Questo comunicato ha scatenato la condanna dei Tebu, rappresentati dal loro “Sultano”, Ahmad I, leader delle tribù Tebu a Murzuch, nel sud della Libia, il quale ha condannato il coinvolgimento da parte del Consiglio presidenziale di “gruppi stranieri e mercenari” ciadiani, rappresentando questo coinvolgimento un’implicita accusa alla tribù dei Tebu, la cui popolazione ha forti legami con il Ciad. In particolare, il leader dei Tebu ha sottolineato che il comunicato del Consiglio presidenziale “rappresenta una legittimazione delle milizie criminali facenti capo agli Awlad Sulayman”, rivolgendo al Consiglio l’implicita accusa di propendere per una delle fazioni in lotta. Ahmad I ha chiarito che quello in atto a Sebha è un conflitto tribale: il Sultano dei Tebu afferma che “vi sono sforzi in corso su più fronti per risolvere il problema tribale tra i Tebu e gli Awlad Sulayman, l’ultimo dei quali rappresentato dall’arrivo di una delegazione sociale composta da saggi e notabili di Barqa (Cirenaica) per risolvere i problemi attraverso il dialogo e la riconciliazione tra le due parti”. Ahmad I ha quindi chiesto all’ONU di “intervenire urgentemente per fermare i combattimenti e il bombardamento indiscriminato contro i quartieri della città”.

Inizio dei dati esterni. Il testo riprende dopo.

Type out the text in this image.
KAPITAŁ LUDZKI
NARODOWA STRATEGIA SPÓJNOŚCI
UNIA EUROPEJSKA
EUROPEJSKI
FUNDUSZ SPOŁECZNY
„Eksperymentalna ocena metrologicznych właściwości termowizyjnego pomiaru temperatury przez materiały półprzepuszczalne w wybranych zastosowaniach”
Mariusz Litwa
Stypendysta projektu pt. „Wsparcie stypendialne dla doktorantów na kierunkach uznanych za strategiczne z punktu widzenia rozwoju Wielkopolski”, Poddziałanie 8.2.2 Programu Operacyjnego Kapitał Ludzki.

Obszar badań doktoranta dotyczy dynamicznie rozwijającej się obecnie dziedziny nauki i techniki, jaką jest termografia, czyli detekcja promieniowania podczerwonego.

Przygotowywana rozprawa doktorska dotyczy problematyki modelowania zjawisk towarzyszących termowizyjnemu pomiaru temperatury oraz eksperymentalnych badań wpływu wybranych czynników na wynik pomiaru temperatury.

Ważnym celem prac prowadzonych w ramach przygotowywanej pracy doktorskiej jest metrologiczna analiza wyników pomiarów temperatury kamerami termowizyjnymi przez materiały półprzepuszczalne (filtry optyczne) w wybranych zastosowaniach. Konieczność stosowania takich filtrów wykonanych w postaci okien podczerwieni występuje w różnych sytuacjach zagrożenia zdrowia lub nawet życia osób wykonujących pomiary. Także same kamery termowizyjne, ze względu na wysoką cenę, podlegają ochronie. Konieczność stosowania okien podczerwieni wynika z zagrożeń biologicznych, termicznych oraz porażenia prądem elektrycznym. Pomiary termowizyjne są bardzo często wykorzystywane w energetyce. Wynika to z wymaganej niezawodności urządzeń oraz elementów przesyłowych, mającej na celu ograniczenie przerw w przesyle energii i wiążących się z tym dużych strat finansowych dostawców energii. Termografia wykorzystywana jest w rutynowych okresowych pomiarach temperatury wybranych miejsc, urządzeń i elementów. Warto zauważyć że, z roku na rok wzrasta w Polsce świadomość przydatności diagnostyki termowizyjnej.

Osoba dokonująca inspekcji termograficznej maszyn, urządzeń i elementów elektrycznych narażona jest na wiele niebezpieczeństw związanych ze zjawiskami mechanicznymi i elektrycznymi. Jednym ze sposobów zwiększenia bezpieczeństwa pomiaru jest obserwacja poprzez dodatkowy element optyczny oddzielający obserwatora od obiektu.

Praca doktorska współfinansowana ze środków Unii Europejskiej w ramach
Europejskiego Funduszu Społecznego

Da parte sua, l’UNSMIL ha espresso il 1° marzo grande preoccupazione a causa dell’escalation militare in corso a Sebha, chiedendo di porre fine “all’utilizzo indiscriminato di armi nelle aree densamente popolate”, riferendo la morte di almeno sei civili e il ferimento di altri nove. Anche la Mezzaluna Rossa di Sebha ha ribadito il suo appello alle fazioni in lotta nella città di cessare il fuoco per permettere l’evacuazione delle famiglie intrappolate nelle aree di scontro e di non bombardare gli ospedali e le case. Il Presidente della Mezzaluna Rossa a Sebha, Muhammad al-Mabruk, ha dichiarato a Libya’s Channel che i volontari della Mezzaluna Rossa sono riusciti ad evacuare diverse famiglie e a dar loro rifugio in varie scuole in aree più sicure, confermando che, il 1° marzo, il numero degli sfollati a Sebha è salito a 5400 persone.

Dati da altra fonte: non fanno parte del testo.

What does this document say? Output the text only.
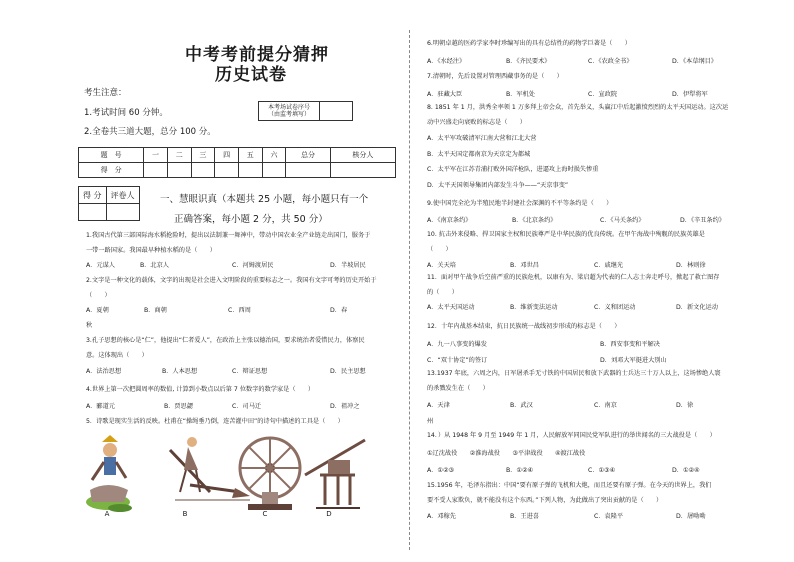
中考考前提分猜押
历史试卷
考生注意：
1.考试时间 60 分钟。
2.全卷共三道大题，总分 100 分。
本考场试卷序号
（由监考填写）	
题　号	一	二	三	四	五	六	总分	核分人
得　分								
得 分	评卷人
		一、慧眼识真（本题共 25 小题，每小题只有一个
正确答案，每小题 2 分，共 50 分）
1.我国古代第三部国际海水稻抢险时，提出以法制兼一舞神中，带动中国农业全产业链走出国门，服务于
一带一路国家。我国最早种植水稻的是（　　）
A．元谋人	B．北京人	C．河姆渡居民	D．半坡居民
2.文字是一种文化的载体，文字的出现是社会进入文明阶段的重要标志之一。我国有文字可考的历史开始于
（　　）
A．夏朝	B．商朝	C．西周	D．春
秋
3.孔子思想的核心是“仁”，他提出“仁者爱人”，在政治上主张以德治国，要求统治者爱惜民力，体察民
意。这体现出（　　）
A．法治思想	B．人本思想	C．辩证思想	D．民主思想
4.世界上第一次把圆周率的数值, 计算到小数点以后第 7 位数字的数学家是（　　）
A．郦道元	B．贾思勰	C．司马迁	D．祖冲之
5．诗歌是现实生活的反映。杜甫在“操绳垂乃倒，连苦灌中田”的诗句中描述的工具是（　　）
A	B	C	D
6.明朝卓越的医药学家李时珍编写出的具有总结性的药物学巨著是（　　）
A．《水经注》	B．《齐民要术》	C．《农政全书》	D．《本草纲目》
7.清朝时，先后设置对管理西藏事务的是（　　）
A．驻藏大臣	B．军机处	C．宣政院	D．伊犁将军
8. 1851 年 1 月，洪秀全率领 1 万多拜上帝会众，首先举义，头赢江中后起激愤烈烈的太平天国运动。这次运
动中兴盛走向衰败的标志是（　　）
A．太平军攻破清军江南大营和江北大营
B．太平天国定都南京为天京定为都城
C．太平军在江苏青浦打败外国洋枪队，进逼攻上海时损失惨重
D．太平天国领导集团内部发生斗争——“天京事变”
9.使中国完全沦为半殖民地半封建社会深渊的不平等条约是（　　）
A．《南京条约》	B．《北京条约》	C．《马关条约》	D．《辛丑条约》
10. 抗击外来侵略、捍卫国家主权和民族尊严是中华民族的优良传统。在甲午海战中殉舰的民族英雄是
（　　）
A．关天培	B．邓世昌	C．戚继光	D．林则徐
11．面对甲午战争后空前严重的民族危机，以康有为、梁启超为代表的仁人志士奔走呼号，掀起了救亡图存
的（　　）
A．太平天国运动	B．维新变法运动	C．义和团运动	D．新文化运动
12．十年内战基本结束，抗日民族统一战线初步形成的标志是（　　）
A．九一八事变的爆发	B．西安事变和平解决
C．“双十协定”的签订	D．刘邓大军挺进大别山
13.1937 年底，六周之内，日军屠杀手无寸铁的中国居民和放下武器的士兵达三十万人以上，这场惨绝人寰
的杀戮发生在（　　）
A．天津	B．武汉	C．南京	D．徐
州
14．）从 1948 年 9 月至 1949 年 1 月，人民解放军同国民党军队进行的举世闻名的三大战役是（　　）
①辽沈战役　　②淮海战役　　③平津战役　　④渡江战役
A．①②③	B．①②④	C．①③④	D．①②④
15.1956 年，毛泽东指出：中国“要有原子弹的飞机和大炮，而且还要有原子弹。在今天的世界上，我们
要不受人家欺负，就不能没有这个东西。”下列人物，为此做出了突出贡献的是（　　）
A．邓稼先	B．王进喜	C．袁隆平	D．屠呦呦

Quelle degli Awlad Sulayman e dei Tebu, assieme ai Tuareg, sono tra le tribù più influenti nel sud della Libia, entrate in una spirale di conflitti a partire dal 2012, dopo la rivoluzione libica. La scomparsa del dittatore Muammar Gheddafi, ha permesso il riaffiorare di tensioni che covavano sotto le ceneri della sua politica, fondata sul divide et impera, col fine di mantenere il potere mettendo le varie tribù libiche le une contro le altre.

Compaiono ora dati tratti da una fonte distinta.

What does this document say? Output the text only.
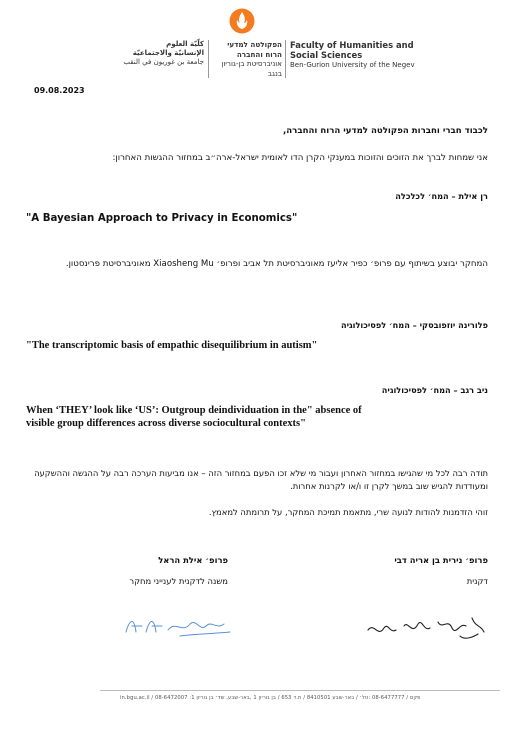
كلّيّة العلوم
الإنسانيّة والاجتماعيّة
جامعة بن غوريون في النقب
הפקולטה למדעי
הרוח והחברה
אוניברסיטת בן-גוריון בנגב
Faculty of Humanities and
Social Sciences
Ben-Gurion University of the Negev
09.08.2023
לכבוד חברי וחברות הפקולטה למדעי הרוח והחברה,
אני שמחות לברך את הזוכים והזוכות במענקי הקרן הדו לאומית ישראל-ארה״ב במחזור ההגשות האחרון:
רן אילת – המח׳ לכלכלה
"A Bayesian Approach to Privacy in Economics"
המחקר יבוצע בשיתוף עם פרופ׳ כפיר אליעז מאוניברסיטת תל אביב ופרופ׳ Xiaosheng Mu מאוניברסיטת פרינסטון.
פלורינה יוזפובסקי – המח׳ לפסיכולוגיה
"The transcriptomic basis of empathic disequilibrium in autism"
ניב רגב – המח׳ לפסיכולוגיה
When ‘THEY’ look like ‘US’: Outgroup deindividuation in the" absence of
visible group differences across diverse sociocultural contexts"
תודה רבה לכל מי שהגישו במחזור האחרון ועבור מי שלא זכו הפעם במחזור הזה – אנו מביעות הערכה רבה על ההגשה וההשקעה ומעודדות להגיש שוב במשך לקרן זו ו/או לקרנות אחרות.
זוהי הזדמנות להודות לנועה שרי, מתאמת תמיכת המחקר, על תרומתה למאמץ.
פרופ׳ נירית בן אריה דבי
דקנית
פרופ׳ אילת הראל
משנה לדקנית לענייני מחקר
in.bgu.ac.il / 08-6472007 :פקס / 08-6477777 :טל׳ / באר-שבע 8410501 / ת.ד 653 / בן גוריון 1 ,באר-שבע, שד׳ בן גוריון 1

Il 29 marzo 2017, le due tribù rivali hanno sottoscritto un accordo di riconciliazione a Roma per porre fine alle tensioni e ai continui, seppur intermittenti, scontri. L’accordo, negoziato dal governo italiano, rappresentato dal suo Ministro dell’Interno, Marco Minniti, e dal Consiglio presidenziale, è stato sponsorizzato dalla Comunità di Sant’Egidio e prevedeva “la fine permanente dei combattimenti, il pagamento di un indennizzo alle persone danneggiate dai combattimenti, l’evacuazione di tutti gli edifici statali dai gruppi armati e la consegna dei criminali alla giustizia”. Stando ai termini dell’accordo, il pagamento di questi indennizzi sarebbero stati a carico del governo italiano, che, tramite la sigla di questo accordo, mirava non solo a consolidarsi come partner ed efficiente sostenitore del Consiglio presidenziale, cui affidava il proprio endorsement per ripristinare la pace nel sud della Libia, ma anche a ristabilire la sicurezza nella prospettiva di contrastare il traffico di esseri umani e il terrorismo, le cui attività prosperano nel sud della Libia a causa dell’assenza degli apparati statali.